弟が、俺の手の甲に歯を立て腕に爪を食いこませていた。
その力は緩むことはなく、むしろ強くなっていってるように思う。右手首を抑える手にも力が籠り、弟が馬乗りになっているから思うように身体が動かせずただ耐えることしかできなかった。
怒りに歪む弟の瞳は哀しげで、泣いているようにも見えたから怖いとは思えなかった。
「けーた。」
叫びたくなるのをぐっと堪え、弟の名を呼ぶと黒い瞳と一瞬だけ目が合った。
「ちょっと話しよ。…な?」
そう言うと弟は俺の手から口を離し、右手を解放してくれた。弟の下から這い出て自由になった右手で弟の身体を抱き寄せた。右手首はぐるっと一周赤い手形がくっきりと付いていた。
「…ごめん。」
弟がポツリと呟くように言い、労わるように噛み痕の付いた左手を包み込んだ。
「いいよ。俺の方こそ、髪引っ張ってごめんな。」
痛覚が麻痺しているのか痛みはなかったが、皮膚が破けて血が滲んでいた。服の上からは見えないが爪を立てられたところは赤くなっているに違いない。
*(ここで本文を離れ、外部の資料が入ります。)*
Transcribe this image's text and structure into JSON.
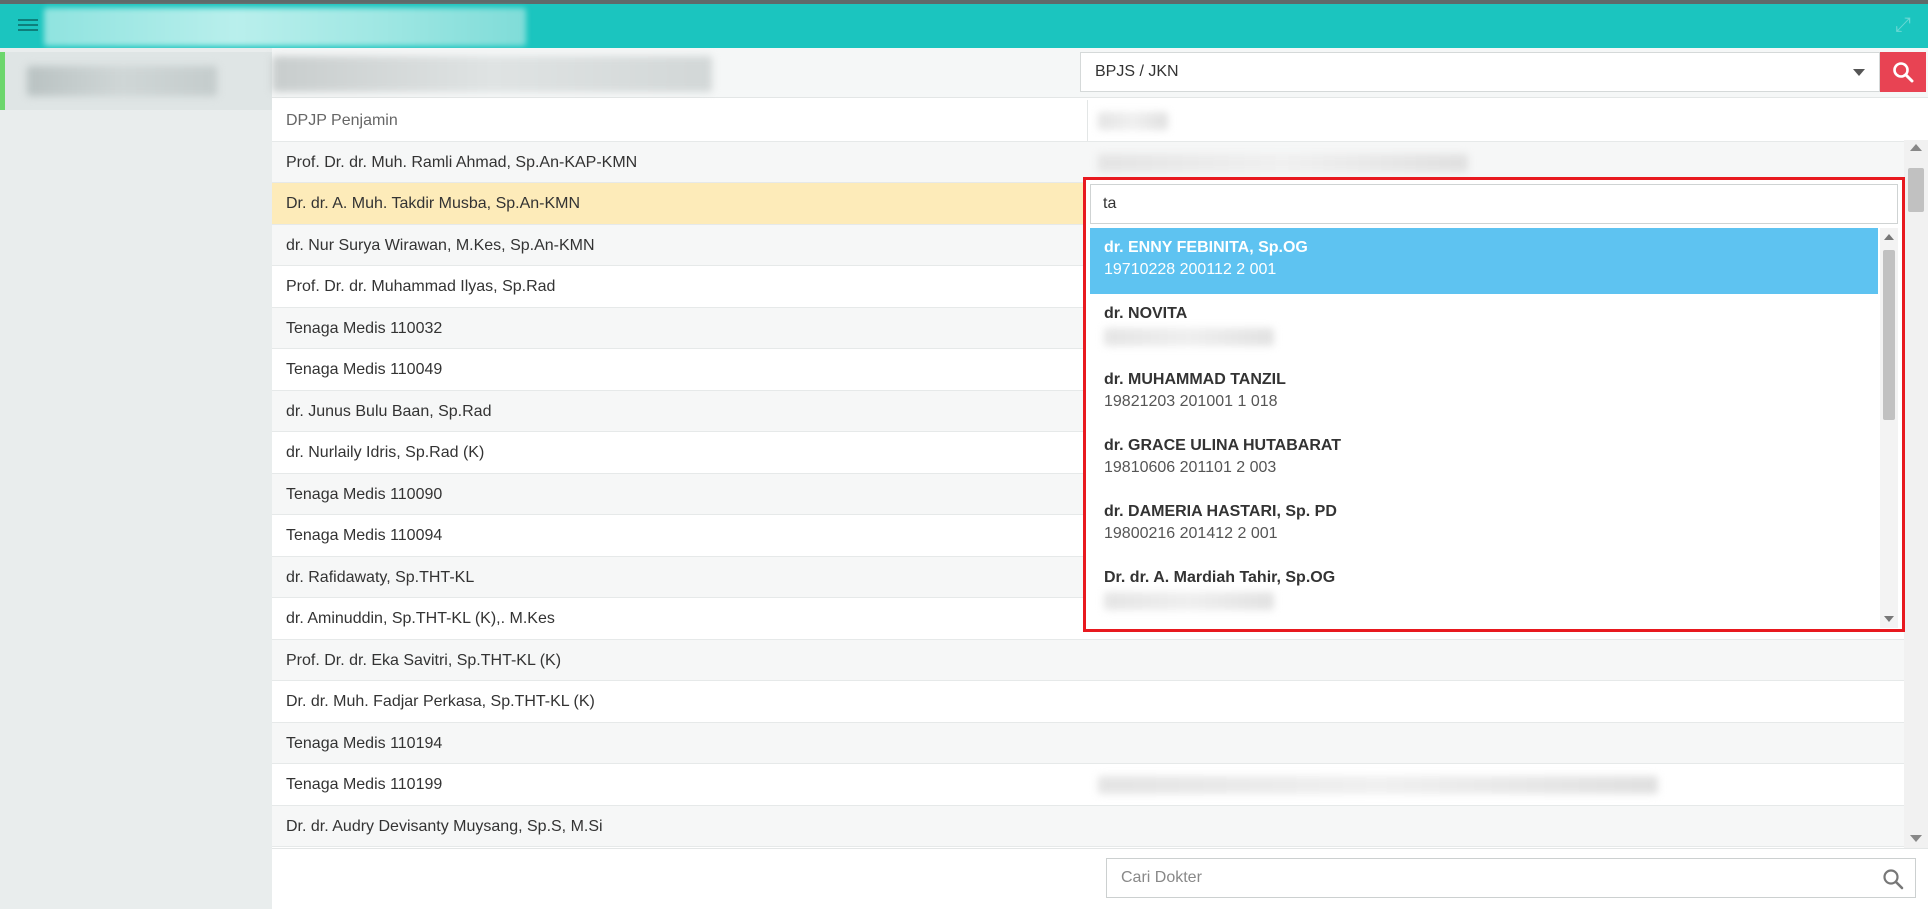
{
  "header": {
    "payer_select": {
      "selected": "BPJS / JKN"
    }
  },
  "table": {
    "column_header": "DPJP Penjamin",
    "rows": [
      {
        "label": "Prof. Dr. dr. Muh. Ramli Ahmad, Sp.An-KAP-KMN"
      },
      {
        "label": "Dr. dr. A. Muh. Takdir Musba, Sp.An-KMN"
      },
      {
        "label": "dr. Nur Surya Wirawan, M.Kes, Sp.An-KMN"
      },
      {
        "label": "Prof. Dr. dr. Muhammad Ilyas, Sp.Rad"
      },
      {
        "label": "Tenaga Medis 110032"
      },
      {
        "label": "Tenaga Medis 110049"
      },
      {
        "label": "dr. Junus Bulu Baan, Sp.Rad"
      },
      {
        "label": "dr. Nurlaily Idris, Sp.Rad (K)"
      },
      {
        "label": "Tenaga Medis 110090"
      },
      {
        "label": "Tenaga Medis 110094"
      },
      {
        "label": "dr. Rafidawaty, Sp.THT-KL"
      },
      {
        "label": "dr. Aminuddin, Sp.THT-KL (K),. M.Kes"
      },
      {
        "label": "Prof. Dr. dr. Eka Savitri, Sp.THT-KL (K)"
      },
      {
        "label": "Dr. dr. Muh. Fadjar Perkasa, Sp.THT-KL (K)"
      },
      {
        "label": "Tenaga Medis 110194"
      },
      {
        "label": "Tenaga Medis 110199"
      },
      {
        "label": "Dr. dr. Audry Devisanty Muysang, Sp.S, M.Si"
      }
    ]
  },
  "dropdown": {
    "query": "ta",
    "options": [
      {
        "name": "dr. ENNY FEBINITA, Sp.OG",
        "nip": "19710228 200112 2 001"
      },
      {
        "name": "dr. NOVITA",
        "nip": ""
      },
      {
        "name": "dr. MUHAMMAD TANZIL",
        "nip": "19821203 201001 1 018"
      },
      {
        "name": "dr. GRACE ULINA HUTABARAT",
        "nip": "19810606 201101 2 003"
      },
      {
        "name": "dr. DAMERIA HASTARI, Sp. PD",
        "nip": "19800216 201412 2 001"
      },
      {
        "name": "Dr. dr. A. Mardiah Tahir, Sp.OG",
        "nip": ""
      }
    ]
  },
  "footer": {
    "search_placeholder": "Cari Dokter"
  },
  "icons": {
    "menu": "menu-icon",
    "expand": "expand-icon",
    "search": "search-icon"
  },
  "colors": {
    "topbar": "#1bc5bf",
    "search_button": "#e84353",
    "selected_row": "#fdebb9",
    "active_option": "#5ec3f1",
    "highlight_border": "#e8191f"
  }
}
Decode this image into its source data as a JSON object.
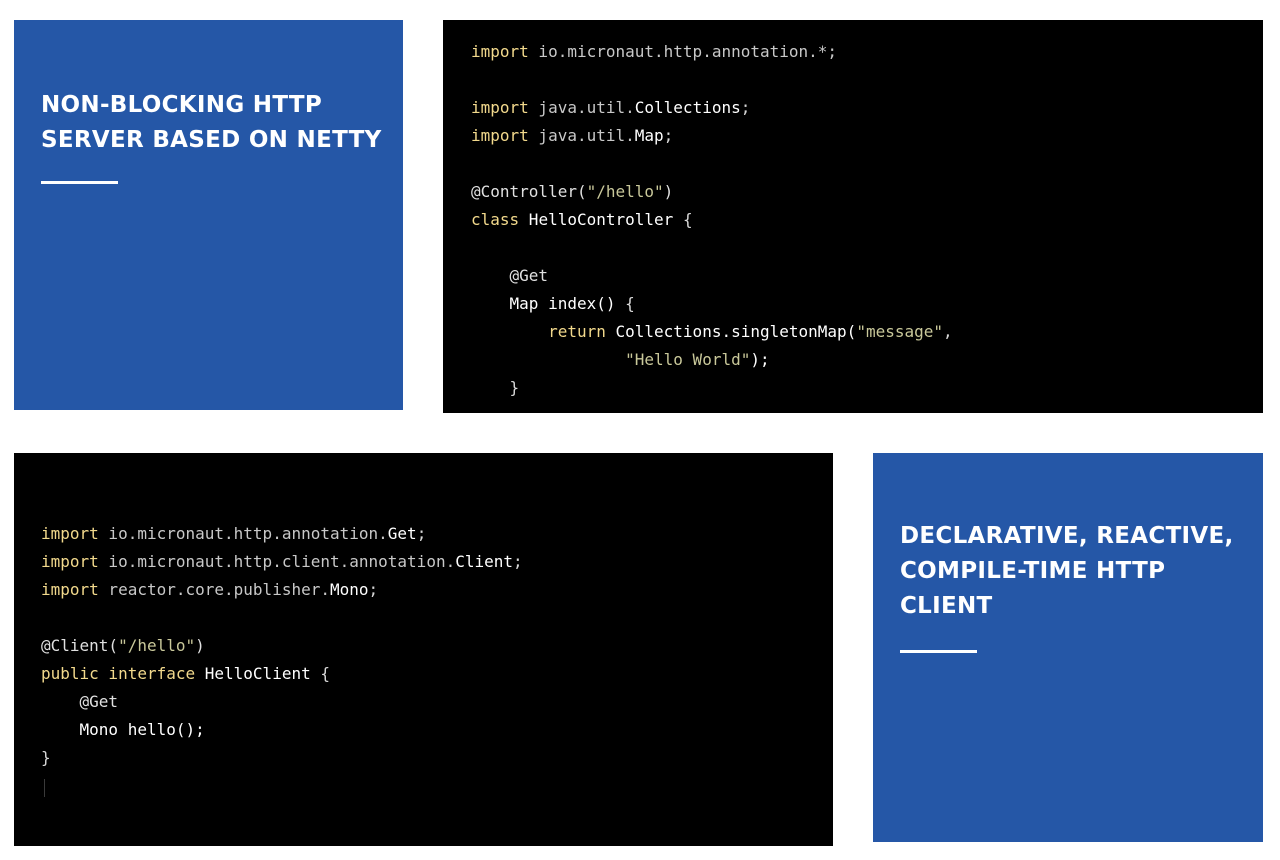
{
  "features": [
    {
      "title": "NON-BLOCKING HTTP\nSERVER BASED ON NETTY"
    },
    {
      "title": "DECLARATIVE, REACTIVE,\nCOMPILE-TIME HTTP\nCLIENT"
    }
  ],
  "code_blocks": [
    {
      "lines": [
        [
          [
            "kw",
            "import"
          ],
          [
            "pkg",
            " io.micronaut.http.annotation.*;"
          ]
        ],
        [],
        [
          [
            "kw",
            "import"
          ],
          [
            "pkg",
            " java.util."
          ],
          [
            "id",
            "Collections"
          ],
          [
            "pun",
            ";"
          ]
        ],
        [
          [
            "kw",
            "import"
          ],
          [
            "pkg",
            " java.util."
          ],
          [
            "id",
            "Map"
          ],
          [
            "pun",
            ";"
          ]
        ],
        [],
        [
          [
            "ann",
            "@Controller("
          ],
          [
            "str",
            "\"/hello\""
          ],
          [
            "ann",
            ")"
          ]
        ],
        [
          [
            "kw",
            "class"
          ],
          [
            "id",
            " HelloController "
          ],
          [
            "pun",
            "{"
          ]
        ],
        [],
        [
          [
            "ann",
            "    @Get"
          ]
        ],
        [
          [
            "id",
            "    Map index() "
          ],
          [
            "pun",
            "{"
          ]
        ],
        [
          [
            "kw",
            "        return"
          ],
          [
            "id",
            " Collections.singletonMap("
          ],
          [
            "str",
            "\"message\""
          ],
          [
            "pun",
            ","
          ]
        ],
        [
          [
            "str",
            "                \"Hello World\""
          ],
          [
            "id",
            ");"
          ]
        ],
        [
          [
            "pun",
            "    }"
          ]
        ]
      ]
    },
    {
      "lines": [
        [
          [
            "kw",
            "import"
          ],
          [
            "pkg",
            " io.micronaut.http.annotation."
          ],
          [
            "id",
            "Get"
          ],
          [
            "pun",
            ";"
          ]
        ],
        [
          [
            "kw",
            "import"
          ],
          [
            "pkg",
            " io.micronaut.http.client.annotation."
          ],
          [
            "id",
            "Client"
          ],
          [
            "pun",
            ";"
          ]
        ],
        [
          [
            "kw",
            "import"
          ],
          [
            "pkg",
            " reactor.core.publisher."
          ],
          [
            "id",
            "Mono"
          ],
          [
            "pun",
            ";"
          ]
        ],
        [],
        [
          [
            "ann",
            "@Client("
          ],
          [
            "str",
            "\"/hello\""
          ],
          [
            "ann",
            ")"
          ]
        ],
        [
          [
            "kw",
            "public interface"
          ],
          [
            "id",
            " HelloClient "
          ],
          [
            "pun",
            "{"
          ]
        ],
        [
          [
            "ann",
            "    @Get"
          ]
        ],
        [
          [
            "id",
            "    Mono hello();"
          ]
        ],
        [
          [
            "pun",
            "}"
          ]
        ]
      ]
    }
  ]
}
右手で弟のサラサラの髪を撫でてから掛け布団を手繰り、共に身体を横たえて布団を掛けた。
「お前さ、俺のどこが好きなの?」
枕に頭を乗せてこちらを向く弟の黒髪を梳く。弟に包み込まれている左手の噛み痕はだんだん痛みが戻ってきたようでジンジン熱を持っていった。
「は?なにそれ。」
端正な作りをしている顔が歪んだ。自分でも変なことを言っている自覚はあるのだが、あからさまに顔に出されると結構ショックで。
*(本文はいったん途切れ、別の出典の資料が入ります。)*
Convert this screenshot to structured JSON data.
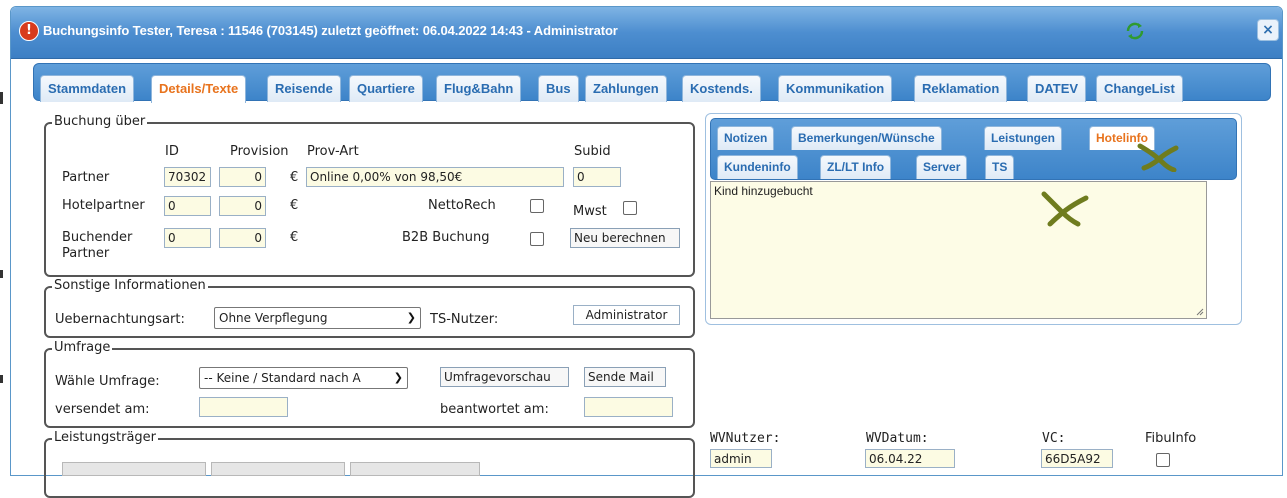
{
  "window": {
    "title": "Buchungsinfo Tester, Teresa : 11546 (703145) zuletzt geöffnet: 06.04.2022 14:43 - Administrator",
    "alert_glyph": "!",
    "close_glyph": "×"
  },
  "tabs": [
    {
      "label": "Stammdaten"
    },
    {
      "label": "Details/Texte",
      "active": true
    },
    {
      "label": "Reisende"
    },
    {
      "label": "Quartiere"
    },
    {
      "label": "Flug&Bahn"
    },
    {
      "label": "Bus"
    },
    {
      "label": "Zahlungen"
    },
    {
      "label": "Kostends."
    },
    {
      "label": "Kommunikation"
    },
    {
      "label": "Reklamation"
    },
    {
      "label": "DATEV"
    },
    {
      "label": "ChangeList"
    }
  ],
  "buchung": {
    "legend": "Buchung über",
    "col_id": "ID",
    "col_provision": "Provision",
    "col_provart": "Prov-Art",
    "col_subid": "Subid",
    "partner_label": "Partner",
    "partner_id": "70302",
    "partner_provision": "0",
    "partner_currency": "€",
    "partner_provart": "Online 0,00% von 98,50€",
    "partner_subid": "0",
    "hotelpartner_label": "Hotelpartner",
    "hotelpartner_id": "0",
    "hotelpartner_provision": "0",
    "hotelpartner_currency": "€",
    "nettorech_label": "NettoRech",
    "mwst_label": "Mwst",
    "buchender_label_1": "Buchender",
    "buchender_label_2": "Partner",
    "buchender_id": "0",
    "buchender_provision": "0",
    "buchender_currency": "€",
    "b2b_label": "B2B Buchung",
    "recalc_button": "Neu berechnen"
  },
  "sonstige": {
    "legend": "Sonstige Informationen",
    "uebernachtung_label": "Uebernachtungsart:",
    "uebernachtung_value": "Ohne Verpflegung",
    "ts_label": "TS-Nutzer:",
    "ts_value": "Administrator"
  },
  "umfrage": {
    "legend": "Umfrage",
    "waehle_label": "Wähle Umfrage:",
    "waehle_value": "-- Keine / Standard nach A",
    "preview_button": "Umfragevorschau",
    "send_button": "Sende Mail",
    "versendet_label": "versendet am:",
    "versendet_value": "",
    "beantwortet_label": "beantwortet am:",
    "beantwortet_value": ""
  },
  "leistungstraeger": {
    "legend": "Leistungsträger"
  },
  "info_panel": {
    "tabs_row1": [
      {
        "label": "Notizen"
      },
      {
        "label": "Bemerkungen/Wünsche"
      },
      {
        "label": "Leistungen"
      },
      {
        "label": "Hotelinfo",
        "active": true
      }
    ],
    "tabs_row2": [
      {
        "label": "Kundeninfo"
      },
      {
        "label": "ZL/LT Info"
      },
      {
        "label": "Server"
      },
      {
        "label": "TS"
      }
    ],
    "notes_text": "Kind hinzugebucht"
  },
  "bottom_fields": {
    "wvnutzer_label": "WVNutzer:",
    "wvnutzer_value": "admin",
    "wvdatum_label": "WVDatum:",
    "wvdatum_value": "06.04.22",
    "vc_label": "VC:",
    "vc_value": "66D5A92",
    "fibuinfo_label": "FibuInfo"
  },
  "colors": {
    "header_blue": "#4d8ed0",
    "tab_text": "#2a6cb1",
    "active_tab_text": "#e8731d",
    "field_bg": "#fcfbe3",
    "annotation_mark": "#6f7c1e"
  }
}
「言えばくれるの?例えば目って言ったら眼球えぐり出して俺にくれる?」
「いやいや、無理だよ。何言ってるの。」
「大丈夫だよ。身の回りのことは全部俺がしてあげる。目玉は…そうだな。ホルマリン漬けにでもして部屋に置いておこうかな。」
すぐに冗談だよ、と言われたがこいつが言うと冗談には聞こえない。やっぱりなんでもない、と発言を取り消そうとしたらそれより先に弟が口を開いた。
「全部。顔も嫌いじゃないし、声も好き。部屋は汚いし、だらしないけどそういうところ全部ひっくるめて好き。」
「どこか一カ所、って言ったら?」
そんなこと言われて悪い気はしない。少し調子に乗り過ぎたようだ。再び弟が不快感を顔に出した。